Malawati speaking to the media in Penang, 03 January 2005. An Indonesian woman who was discovered last week after surviving for five days in the Indian Ocean is pregnant, doctors have announced.

Malawati, in her early 20s, knew she was expecting a child but had not told her rescuers because she assumed she would have lost it in her ordeal.

"I'm very glad, very happy," she said on hearing the news, from her hospital bed in Penang, northern Malaysia.

However, her husband - who was swept out to sea with her - is still missing.

Doctors were stunned to discover, on giving Malawati medical checks following her rescue, that she was 18 weeks pregnant.

The foetus was alive and healthy, said Helena Tuanakotta, the Indonesian vice consul in Penang.

"I saw sharks around me but prayed they wouldn't hurt me"
Malawati

Malawati has also been giving more details of her five days at sea.

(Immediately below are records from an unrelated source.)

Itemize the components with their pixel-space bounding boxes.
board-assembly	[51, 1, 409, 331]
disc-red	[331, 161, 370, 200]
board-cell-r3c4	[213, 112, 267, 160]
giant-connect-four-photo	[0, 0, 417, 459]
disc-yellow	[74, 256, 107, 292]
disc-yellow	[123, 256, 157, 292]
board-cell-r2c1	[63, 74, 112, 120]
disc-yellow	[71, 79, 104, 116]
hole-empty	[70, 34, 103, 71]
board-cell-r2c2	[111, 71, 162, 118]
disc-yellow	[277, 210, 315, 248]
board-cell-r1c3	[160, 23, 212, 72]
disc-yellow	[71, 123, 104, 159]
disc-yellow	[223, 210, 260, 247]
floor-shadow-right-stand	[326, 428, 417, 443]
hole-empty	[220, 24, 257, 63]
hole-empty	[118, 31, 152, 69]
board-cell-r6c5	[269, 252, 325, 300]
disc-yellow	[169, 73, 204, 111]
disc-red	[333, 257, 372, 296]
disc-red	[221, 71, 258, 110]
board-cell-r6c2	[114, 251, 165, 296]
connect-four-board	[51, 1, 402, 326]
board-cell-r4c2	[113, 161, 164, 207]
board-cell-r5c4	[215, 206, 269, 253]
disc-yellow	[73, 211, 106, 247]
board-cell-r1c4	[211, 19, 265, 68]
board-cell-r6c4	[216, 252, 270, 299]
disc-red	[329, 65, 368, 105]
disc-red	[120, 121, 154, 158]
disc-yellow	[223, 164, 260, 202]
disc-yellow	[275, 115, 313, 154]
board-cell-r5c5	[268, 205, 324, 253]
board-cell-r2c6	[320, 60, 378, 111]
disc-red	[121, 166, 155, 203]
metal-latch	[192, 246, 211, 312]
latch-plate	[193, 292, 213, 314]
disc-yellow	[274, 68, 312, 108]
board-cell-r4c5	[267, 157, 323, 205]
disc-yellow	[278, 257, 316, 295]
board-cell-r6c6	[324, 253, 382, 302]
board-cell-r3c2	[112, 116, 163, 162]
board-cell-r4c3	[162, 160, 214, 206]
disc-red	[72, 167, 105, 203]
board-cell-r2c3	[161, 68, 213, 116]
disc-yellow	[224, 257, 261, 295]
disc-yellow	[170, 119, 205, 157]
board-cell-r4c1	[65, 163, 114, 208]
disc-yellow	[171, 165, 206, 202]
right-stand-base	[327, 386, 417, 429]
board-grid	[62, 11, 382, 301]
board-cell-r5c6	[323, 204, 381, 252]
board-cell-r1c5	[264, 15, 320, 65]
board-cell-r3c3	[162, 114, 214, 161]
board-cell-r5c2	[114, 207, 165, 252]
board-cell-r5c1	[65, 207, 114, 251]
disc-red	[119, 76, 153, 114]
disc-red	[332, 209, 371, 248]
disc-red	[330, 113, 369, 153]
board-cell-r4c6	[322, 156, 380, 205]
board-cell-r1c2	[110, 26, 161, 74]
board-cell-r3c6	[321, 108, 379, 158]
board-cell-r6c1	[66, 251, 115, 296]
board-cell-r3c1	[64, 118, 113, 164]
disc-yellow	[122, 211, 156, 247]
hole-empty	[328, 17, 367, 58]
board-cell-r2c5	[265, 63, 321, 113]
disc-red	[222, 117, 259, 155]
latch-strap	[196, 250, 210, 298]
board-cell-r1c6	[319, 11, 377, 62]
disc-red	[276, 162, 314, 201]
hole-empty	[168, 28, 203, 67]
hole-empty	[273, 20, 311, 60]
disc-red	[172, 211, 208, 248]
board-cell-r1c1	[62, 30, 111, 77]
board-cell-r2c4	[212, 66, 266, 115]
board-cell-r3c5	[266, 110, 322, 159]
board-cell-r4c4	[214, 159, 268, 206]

"I almost drowned twice as I could not swim and was thrashing in the water trying to keep my head up when I chanced upon the tree trunk," she told The Star Online.

She survived by eating the fruit and bark of the sago palm she clung to.

"I slipped twice but managed to hold on," she was quoted as saying by Reuters news agency. "I saw sharks around me but prayed they wouldn't hurt me."

Malawati said she was looking forward to going home to Indonesia's Aceh province, but Ms Tuanakotta said the coconut farmer would probably stay in Malaysia until some of her relatives in Aceh are found.

On Wednesday, another Indonesian survivor of the tsunami arrived in Malaysia. Rizal Shahputra, 23, spent nine days at sea clinging to floating driftwood before being picked up by a passing container ship.